With time and cost being the main reasons that farm safety is often overlooked, Devon YFC proposed new measures be introduced by both dealerships and independent mechanics to make safety more accessible across the board.

 

So far, over 20 dealers and mechanics have agreed to and begun to implement:

  • Producing advisory notices, flagging up any safety issues on machinery.
  • Providing a discount for an annual health check on PTO shafts and brakes.
  • Backing the Devon YFC kitemark standards for dealerships to show their commitment to farm safety.

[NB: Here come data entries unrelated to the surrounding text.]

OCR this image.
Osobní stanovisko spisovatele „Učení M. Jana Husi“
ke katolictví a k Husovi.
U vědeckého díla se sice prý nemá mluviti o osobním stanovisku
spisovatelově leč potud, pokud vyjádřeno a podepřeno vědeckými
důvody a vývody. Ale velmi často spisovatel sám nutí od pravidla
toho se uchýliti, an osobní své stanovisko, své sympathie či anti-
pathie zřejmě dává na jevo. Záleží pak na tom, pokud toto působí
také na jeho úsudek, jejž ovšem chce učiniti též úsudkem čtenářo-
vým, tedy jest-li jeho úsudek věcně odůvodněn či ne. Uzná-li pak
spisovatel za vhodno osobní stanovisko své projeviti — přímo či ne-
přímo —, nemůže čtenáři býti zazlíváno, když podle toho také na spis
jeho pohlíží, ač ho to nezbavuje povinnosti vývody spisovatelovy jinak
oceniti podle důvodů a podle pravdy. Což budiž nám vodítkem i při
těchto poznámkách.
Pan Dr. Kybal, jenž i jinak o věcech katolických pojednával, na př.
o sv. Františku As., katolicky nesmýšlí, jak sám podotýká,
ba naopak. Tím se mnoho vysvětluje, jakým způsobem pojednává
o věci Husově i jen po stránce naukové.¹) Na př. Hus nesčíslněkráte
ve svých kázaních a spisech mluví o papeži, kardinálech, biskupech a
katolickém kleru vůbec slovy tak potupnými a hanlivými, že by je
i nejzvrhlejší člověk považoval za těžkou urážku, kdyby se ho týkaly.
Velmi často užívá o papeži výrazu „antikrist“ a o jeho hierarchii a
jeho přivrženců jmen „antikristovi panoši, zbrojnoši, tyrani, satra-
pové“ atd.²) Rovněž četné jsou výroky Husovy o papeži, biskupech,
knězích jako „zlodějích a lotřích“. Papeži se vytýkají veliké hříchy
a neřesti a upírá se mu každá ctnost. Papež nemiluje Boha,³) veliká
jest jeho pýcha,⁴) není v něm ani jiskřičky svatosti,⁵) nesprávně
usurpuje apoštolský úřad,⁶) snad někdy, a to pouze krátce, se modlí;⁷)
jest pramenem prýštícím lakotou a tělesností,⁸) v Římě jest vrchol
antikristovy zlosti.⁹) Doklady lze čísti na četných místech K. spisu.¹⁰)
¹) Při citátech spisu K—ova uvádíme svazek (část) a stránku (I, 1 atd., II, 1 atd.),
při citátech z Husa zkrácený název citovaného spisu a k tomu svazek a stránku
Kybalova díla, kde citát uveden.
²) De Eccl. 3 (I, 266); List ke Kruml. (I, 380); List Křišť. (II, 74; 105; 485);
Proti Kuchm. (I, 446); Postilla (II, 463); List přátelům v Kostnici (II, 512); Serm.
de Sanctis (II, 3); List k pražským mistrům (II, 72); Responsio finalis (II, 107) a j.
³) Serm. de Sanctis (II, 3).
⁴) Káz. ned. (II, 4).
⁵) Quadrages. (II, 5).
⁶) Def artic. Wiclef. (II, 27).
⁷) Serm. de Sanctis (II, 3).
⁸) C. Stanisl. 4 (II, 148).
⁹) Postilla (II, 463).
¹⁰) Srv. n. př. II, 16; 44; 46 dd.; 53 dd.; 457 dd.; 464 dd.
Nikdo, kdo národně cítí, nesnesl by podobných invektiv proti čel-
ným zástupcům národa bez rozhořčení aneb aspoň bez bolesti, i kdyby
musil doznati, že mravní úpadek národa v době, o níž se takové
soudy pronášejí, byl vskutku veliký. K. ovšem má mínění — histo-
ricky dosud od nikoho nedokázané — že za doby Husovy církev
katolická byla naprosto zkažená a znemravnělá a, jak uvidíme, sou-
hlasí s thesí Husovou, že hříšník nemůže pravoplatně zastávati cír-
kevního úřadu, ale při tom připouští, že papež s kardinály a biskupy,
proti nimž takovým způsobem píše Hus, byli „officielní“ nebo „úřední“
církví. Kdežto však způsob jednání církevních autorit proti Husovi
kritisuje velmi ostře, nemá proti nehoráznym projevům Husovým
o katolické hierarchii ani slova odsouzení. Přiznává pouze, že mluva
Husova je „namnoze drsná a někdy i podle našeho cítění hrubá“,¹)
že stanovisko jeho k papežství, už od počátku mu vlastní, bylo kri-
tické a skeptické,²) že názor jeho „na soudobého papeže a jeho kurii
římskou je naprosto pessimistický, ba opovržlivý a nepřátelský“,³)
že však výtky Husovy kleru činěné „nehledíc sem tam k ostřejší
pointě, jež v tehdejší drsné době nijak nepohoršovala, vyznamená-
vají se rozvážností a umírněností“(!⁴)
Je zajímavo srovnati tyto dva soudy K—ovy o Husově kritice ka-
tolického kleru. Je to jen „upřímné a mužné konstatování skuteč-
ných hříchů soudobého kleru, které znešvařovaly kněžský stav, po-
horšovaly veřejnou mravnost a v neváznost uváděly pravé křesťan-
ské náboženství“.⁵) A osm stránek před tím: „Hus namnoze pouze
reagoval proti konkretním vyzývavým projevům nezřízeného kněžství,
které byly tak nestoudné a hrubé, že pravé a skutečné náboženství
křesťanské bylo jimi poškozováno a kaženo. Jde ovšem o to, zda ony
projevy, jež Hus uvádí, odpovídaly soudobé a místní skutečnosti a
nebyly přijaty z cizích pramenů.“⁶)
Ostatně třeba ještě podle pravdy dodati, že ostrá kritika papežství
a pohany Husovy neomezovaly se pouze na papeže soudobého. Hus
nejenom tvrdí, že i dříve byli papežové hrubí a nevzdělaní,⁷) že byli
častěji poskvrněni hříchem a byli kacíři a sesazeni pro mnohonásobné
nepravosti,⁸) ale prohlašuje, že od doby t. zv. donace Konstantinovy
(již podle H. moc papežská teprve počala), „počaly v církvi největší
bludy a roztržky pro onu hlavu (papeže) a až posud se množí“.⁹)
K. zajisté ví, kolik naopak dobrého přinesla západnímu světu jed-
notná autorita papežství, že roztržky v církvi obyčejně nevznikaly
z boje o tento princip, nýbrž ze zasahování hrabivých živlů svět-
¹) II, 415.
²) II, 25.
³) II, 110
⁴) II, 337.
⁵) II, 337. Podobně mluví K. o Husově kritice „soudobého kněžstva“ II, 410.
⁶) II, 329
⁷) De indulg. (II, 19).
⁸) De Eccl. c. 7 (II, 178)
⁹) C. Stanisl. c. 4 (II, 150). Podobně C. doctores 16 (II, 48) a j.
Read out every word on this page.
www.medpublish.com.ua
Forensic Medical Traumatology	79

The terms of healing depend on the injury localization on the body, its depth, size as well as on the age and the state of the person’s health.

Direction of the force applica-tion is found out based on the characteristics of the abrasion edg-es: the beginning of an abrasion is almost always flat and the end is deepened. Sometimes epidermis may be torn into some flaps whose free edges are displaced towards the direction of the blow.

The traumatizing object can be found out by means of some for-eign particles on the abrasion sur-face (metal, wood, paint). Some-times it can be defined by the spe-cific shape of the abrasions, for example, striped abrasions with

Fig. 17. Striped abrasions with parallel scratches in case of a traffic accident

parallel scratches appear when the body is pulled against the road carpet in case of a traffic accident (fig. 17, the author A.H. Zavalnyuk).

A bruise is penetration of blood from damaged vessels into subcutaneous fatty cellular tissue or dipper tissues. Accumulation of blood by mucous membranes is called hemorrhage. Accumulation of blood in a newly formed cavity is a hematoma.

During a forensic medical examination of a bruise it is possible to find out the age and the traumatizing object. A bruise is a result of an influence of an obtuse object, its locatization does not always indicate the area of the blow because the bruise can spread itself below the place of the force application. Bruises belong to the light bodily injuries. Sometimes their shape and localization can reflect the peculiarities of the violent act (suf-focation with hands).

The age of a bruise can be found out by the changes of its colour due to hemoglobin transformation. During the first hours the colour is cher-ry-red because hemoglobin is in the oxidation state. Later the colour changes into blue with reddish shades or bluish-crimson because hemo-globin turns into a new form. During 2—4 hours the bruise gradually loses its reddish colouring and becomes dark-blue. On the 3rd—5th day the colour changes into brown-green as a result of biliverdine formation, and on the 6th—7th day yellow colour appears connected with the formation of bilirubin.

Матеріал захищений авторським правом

The campaign has received royal backing, with HRH the Countess of Wessex appearing at the launch last week.

 

Influence

 

It now looks set to be implemented throughout the country.

 

“This is a great initiative and something I’ll be working with Devon YFC to roll out nationally,” said Ed Ford, NFYFC chairman.

 

“As a federation, we have the power to go to the big firms and say that this is something they need to get behind.”

 

While farmers were aware of the implications of inadequate safety measures, they were still being unsafe, said Rob Pearce, principle inspector for the Health and Safety Executive.

 

“The biggest influence in the farming industry is the young farmers,” he added.

 

“On moral grounds, we should be saying enough is enough – health and safety needs to be a part of something farmers do every day.”